The third paper was written by George Hughes (Edinburgh), but given by Mark Boyle (Glasgow). The core argument in the paper was that geographers need to consider the role of aesthetics in how they, and other people, look at place. The paper illustrated the construction of images associated with the restructuring of Glasgow and also suggested that the study of space is a reflection of prevailing aesthetic cultures. As in the first paper connections were drawn to the

work of Habermas, although the emphasis is given to theories as artistic creations stood in some tension with the reading of Habermas provided in the initial paper.

In the second module in the session, attention moved away slightly from the issue of socio spatial relation and on to the value-or not-of poststructural philosophies. The module began with an 'unashamedly subjective paper' by Pamela Shurmer-Smith (Portsmouth) entitled ' Geographers and jouissance'. After explaining that an attachment to the word ' jouissance'

came before her detailed reading of French deconstructionists such as Cixous and Deleuze and Guattari, the paper went onto outline advertising. The paper picked up nicely, and moved on, some of the arguments concerning the significance of spatial relations by demonstrating how

woemn are portrayed in perfume adverts as almost universally dislocated from place. The next paper by Marcus Doel (Liverpool John Moores) entitled ' On vampires becoming

indifferent to the seduction of exhaustion', continued the exploration of poststructuralism, and indeed also drew upon the ideas of Deleuze and Guattari. The paper argued that geographers are increasing, and unnecessarily, gripped by a fear of loosing a sense of purpose or reason to act. The fear is created by the postmodern and poststructuralist critiques of notions of truth and value and is expressed by a concern to avoid relativism, textualism, nihilism and perspectivism, it was argued that these fears are effectively paralysing geographers, making them unable to act. The way to avoid this paralysis is, so it was claimed, to adopt the tactics of ' indifference' and 'abandonment'. Thought should be allowed to flow rather than being hemmed in by our fears.
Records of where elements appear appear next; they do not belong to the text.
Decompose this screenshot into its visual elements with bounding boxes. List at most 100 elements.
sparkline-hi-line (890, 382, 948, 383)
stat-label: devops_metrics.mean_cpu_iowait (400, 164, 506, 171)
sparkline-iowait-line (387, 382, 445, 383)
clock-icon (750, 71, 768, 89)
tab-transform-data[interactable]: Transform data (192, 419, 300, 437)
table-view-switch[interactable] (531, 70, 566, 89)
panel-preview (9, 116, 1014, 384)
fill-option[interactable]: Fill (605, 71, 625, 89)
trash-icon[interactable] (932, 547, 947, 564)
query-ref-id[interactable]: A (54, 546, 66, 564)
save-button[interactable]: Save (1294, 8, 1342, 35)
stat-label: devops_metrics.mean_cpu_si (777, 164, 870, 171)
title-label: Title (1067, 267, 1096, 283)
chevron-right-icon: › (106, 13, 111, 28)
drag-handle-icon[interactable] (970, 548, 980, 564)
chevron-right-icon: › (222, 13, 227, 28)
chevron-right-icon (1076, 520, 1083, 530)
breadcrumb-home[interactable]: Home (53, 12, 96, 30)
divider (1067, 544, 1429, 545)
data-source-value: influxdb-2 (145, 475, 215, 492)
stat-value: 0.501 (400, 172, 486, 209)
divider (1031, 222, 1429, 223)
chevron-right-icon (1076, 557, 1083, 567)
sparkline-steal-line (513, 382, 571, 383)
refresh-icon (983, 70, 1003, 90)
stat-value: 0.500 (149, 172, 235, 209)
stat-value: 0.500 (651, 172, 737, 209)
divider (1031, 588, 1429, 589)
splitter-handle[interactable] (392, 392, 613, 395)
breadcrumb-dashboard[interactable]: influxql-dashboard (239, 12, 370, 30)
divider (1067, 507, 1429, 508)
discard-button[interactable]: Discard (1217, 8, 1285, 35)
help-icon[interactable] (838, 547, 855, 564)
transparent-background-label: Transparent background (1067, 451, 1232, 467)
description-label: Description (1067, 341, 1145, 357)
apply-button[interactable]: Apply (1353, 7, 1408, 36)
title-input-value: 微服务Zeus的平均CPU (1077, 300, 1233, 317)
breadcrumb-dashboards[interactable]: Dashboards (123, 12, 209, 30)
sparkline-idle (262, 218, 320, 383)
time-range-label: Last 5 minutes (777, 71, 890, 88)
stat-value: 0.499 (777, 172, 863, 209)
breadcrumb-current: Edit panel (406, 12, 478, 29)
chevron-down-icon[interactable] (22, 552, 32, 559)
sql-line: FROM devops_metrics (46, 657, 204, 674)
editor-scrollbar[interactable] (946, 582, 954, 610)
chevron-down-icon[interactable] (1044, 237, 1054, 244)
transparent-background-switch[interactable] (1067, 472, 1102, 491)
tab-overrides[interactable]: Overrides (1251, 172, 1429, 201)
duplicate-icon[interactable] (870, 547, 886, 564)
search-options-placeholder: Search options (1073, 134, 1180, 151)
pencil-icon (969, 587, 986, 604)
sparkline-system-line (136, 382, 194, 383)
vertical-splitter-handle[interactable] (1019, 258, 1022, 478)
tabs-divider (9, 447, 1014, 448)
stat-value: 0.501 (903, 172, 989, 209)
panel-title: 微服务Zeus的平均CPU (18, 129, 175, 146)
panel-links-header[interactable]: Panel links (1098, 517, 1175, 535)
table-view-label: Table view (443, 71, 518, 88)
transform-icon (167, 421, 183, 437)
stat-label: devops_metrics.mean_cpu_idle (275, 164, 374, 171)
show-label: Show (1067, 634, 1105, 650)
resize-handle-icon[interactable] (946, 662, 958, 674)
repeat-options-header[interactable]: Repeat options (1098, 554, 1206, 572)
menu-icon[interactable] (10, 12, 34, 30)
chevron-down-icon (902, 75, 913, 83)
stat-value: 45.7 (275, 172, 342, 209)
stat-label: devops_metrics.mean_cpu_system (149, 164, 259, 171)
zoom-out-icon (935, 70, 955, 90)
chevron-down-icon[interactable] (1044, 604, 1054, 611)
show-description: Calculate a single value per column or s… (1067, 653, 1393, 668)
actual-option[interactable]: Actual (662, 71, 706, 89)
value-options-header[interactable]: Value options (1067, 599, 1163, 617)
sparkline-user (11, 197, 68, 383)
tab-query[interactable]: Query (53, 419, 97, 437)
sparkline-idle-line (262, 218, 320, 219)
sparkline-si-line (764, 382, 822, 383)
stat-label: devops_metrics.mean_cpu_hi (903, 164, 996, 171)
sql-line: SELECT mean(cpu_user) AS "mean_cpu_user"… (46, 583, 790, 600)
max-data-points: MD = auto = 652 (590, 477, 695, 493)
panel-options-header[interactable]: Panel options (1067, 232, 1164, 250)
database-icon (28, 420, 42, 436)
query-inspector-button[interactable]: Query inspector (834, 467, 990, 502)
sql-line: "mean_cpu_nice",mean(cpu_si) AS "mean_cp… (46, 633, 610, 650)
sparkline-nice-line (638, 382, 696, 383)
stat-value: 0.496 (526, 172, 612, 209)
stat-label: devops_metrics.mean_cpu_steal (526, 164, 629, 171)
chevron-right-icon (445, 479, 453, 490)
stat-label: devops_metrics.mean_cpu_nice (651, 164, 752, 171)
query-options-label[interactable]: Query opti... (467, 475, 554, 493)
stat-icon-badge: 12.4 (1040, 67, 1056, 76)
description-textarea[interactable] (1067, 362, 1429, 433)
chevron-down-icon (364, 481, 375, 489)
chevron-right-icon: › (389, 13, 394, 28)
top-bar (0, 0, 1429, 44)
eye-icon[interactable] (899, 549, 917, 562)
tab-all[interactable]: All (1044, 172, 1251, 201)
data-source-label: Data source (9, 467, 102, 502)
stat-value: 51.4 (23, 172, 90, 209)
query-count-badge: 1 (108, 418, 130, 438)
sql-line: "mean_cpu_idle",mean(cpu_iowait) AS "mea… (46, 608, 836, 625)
The final paper in the session, ' A light on the margins ', given by Karen De Bres (Kansas State University, USA), provided an interesting contrast with the two preceding papers in that theme of the paper was not so much philosophical as practical/political. The paper examined the role of women in the American Geographical Society between 1855 and 1913 sought to highlight how women's participation in the Society was heavily constrained and yet despite this many succeeded in making considerable contributions as teachers, writers and travellers. The paper served as a valuable contrast to the two preceding papers in this module and a lively debate followed about the significance of biography within poststructuralist thought and the political implications of allowing thoughts to flow wherever desires suggest.